Shine cafe in Sacramento. photo by K

circa 09.01.2011

09.01.11

The truth is confusing, the confusion is disturbing, and reality does not give a damn. My heart holds vacancy for the life of them. and you. Still to attend to the sky in its entirety.                          Sea. The depths grow green to Royal blue. Where all lies over exposeD in a happy residue. Off center in allostasis. From the residual, extract the amplification. Subtract from that all that you already know or believe.  The tattooed kneecap. the hair weave. The eyes tell of suffering behind capri ankles. The wrist-roll up to three quarters a sleeve.                The honesty cannot be found from infusion thereafter. She was left to floats on water boiling. Like a poached egg. Then arises Thick, like crisis in love.
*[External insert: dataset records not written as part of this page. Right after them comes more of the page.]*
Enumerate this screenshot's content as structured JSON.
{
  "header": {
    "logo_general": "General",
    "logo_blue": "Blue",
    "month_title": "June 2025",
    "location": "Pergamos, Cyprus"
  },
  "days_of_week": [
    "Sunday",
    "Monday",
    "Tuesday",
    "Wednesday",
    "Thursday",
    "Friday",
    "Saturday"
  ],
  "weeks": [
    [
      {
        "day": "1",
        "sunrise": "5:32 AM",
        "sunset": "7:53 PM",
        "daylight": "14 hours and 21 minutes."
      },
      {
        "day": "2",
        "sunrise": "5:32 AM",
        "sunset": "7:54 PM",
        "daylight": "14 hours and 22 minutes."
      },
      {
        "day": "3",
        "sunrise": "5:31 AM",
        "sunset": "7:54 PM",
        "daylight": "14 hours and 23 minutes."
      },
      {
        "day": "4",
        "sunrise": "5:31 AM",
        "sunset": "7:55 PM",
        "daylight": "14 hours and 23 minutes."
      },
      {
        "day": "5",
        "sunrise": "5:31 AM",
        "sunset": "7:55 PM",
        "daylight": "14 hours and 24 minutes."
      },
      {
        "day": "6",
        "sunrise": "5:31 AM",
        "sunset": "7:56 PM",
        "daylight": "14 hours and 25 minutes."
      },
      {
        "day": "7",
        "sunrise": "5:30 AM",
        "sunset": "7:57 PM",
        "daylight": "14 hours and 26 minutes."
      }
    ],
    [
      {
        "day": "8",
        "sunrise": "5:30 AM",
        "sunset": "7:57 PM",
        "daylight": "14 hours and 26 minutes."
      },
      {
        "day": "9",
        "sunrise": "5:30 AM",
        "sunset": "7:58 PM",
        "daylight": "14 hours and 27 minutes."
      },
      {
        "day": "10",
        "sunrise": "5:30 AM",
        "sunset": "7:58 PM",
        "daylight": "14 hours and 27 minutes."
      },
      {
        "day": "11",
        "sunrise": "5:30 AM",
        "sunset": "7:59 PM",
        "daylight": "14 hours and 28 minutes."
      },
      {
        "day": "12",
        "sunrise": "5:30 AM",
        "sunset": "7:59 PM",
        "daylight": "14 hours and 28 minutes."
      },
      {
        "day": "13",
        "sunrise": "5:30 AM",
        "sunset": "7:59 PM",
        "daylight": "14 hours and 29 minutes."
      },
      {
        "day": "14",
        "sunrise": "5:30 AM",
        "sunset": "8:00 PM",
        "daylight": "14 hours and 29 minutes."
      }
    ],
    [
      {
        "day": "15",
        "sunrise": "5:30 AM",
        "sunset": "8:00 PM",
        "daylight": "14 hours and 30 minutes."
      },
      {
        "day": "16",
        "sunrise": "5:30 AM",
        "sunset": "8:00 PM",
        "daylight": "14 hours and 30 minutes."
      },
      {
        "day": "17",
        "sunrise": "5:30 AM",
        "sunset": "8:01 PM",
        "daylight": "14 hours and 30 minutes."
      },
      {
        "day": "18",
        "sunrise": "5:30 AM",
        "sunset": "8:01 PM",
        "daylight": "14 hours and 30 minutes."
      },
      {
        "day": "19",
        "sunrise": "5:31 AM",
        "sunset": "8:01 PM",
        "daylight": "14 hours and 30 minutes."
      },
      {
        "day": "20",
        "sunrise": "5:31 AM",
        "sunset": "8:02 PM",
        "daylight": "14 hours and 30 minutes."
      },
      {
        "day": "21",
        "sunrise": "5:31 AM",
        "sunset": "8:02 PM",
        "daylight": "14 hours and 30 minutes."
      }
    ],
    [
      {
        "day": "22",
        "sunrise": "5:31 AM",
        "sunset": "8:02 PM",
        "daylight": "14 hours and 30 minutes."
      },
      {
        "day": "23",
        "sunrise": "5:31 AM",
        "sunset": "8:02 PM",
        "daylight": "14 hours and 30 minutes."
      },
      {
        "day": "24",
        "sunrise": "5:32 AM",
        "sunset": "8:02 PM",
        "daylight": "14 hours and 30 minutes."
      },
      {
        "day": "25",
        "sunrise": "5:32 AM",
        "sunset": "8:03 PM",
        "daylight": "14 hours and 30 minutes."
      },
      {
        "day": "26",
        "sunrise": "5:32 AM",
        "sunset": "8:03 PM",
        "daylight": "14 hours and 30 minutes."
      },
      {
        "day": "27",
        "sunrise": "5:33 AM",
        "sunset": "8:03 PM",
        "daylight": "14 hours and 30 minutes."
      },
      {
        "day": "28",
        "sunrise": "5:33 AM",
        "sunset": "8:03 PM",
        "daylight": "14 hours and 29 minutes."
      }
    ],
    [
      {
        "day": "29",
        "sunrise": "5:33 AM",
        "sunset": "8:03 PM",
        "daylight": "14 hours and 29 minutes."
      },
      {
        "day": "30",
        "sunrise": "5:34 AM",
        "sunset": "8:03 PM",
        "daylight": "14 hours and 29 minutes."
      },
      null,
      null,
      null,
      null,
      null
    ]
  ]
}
Then arises as vapor- Clear
by J Nickel

wild who we are

dally into dream. wild who we are

We began by recalling the sea. which was not hard to do, for the sea faithfully came back from far places with green bottles and messages inside, wrapped in the trendiest of weeds. the sea happily let us believe, then to lull us asleep to the tune of the tides. i dallied into a dream i had when i was younger, back then a stronger version of itself. i recalled it sadly now for now it could not capture me like those days back after a war, before a war. sadly like a strong figure, man or woman, who meant something to me looking up, looking up to as a child. or some strong oak tree now dying, now slowly. now drawn up in my drifting mind, as i intend to open my eyes unblinking upon it, as though i may recall it so well it’s not called recalling. where my memory ends it begins. the path made purely of small sea shells, both of my hands they were held. sweet talk of summer evenings and what ever to do. sounds and warm light spilling out of small houses. side by side. rolling granny applecores away beyond which wild flowers nobody need bother. leaving orange peels for a trail… wild is how i remember us then, and here, the foot of snail and sand, where our memories began.

vapid

vapid

I forgot everything so I could remember. I forgot the world forgot what happened forgot my name just forgot. The dreams pushed my eyes across the oily undersides of my lids, the eye movement was rapid, the nightmares were vapid. No one could hurt me anymore and neither could I neither could I neither could I.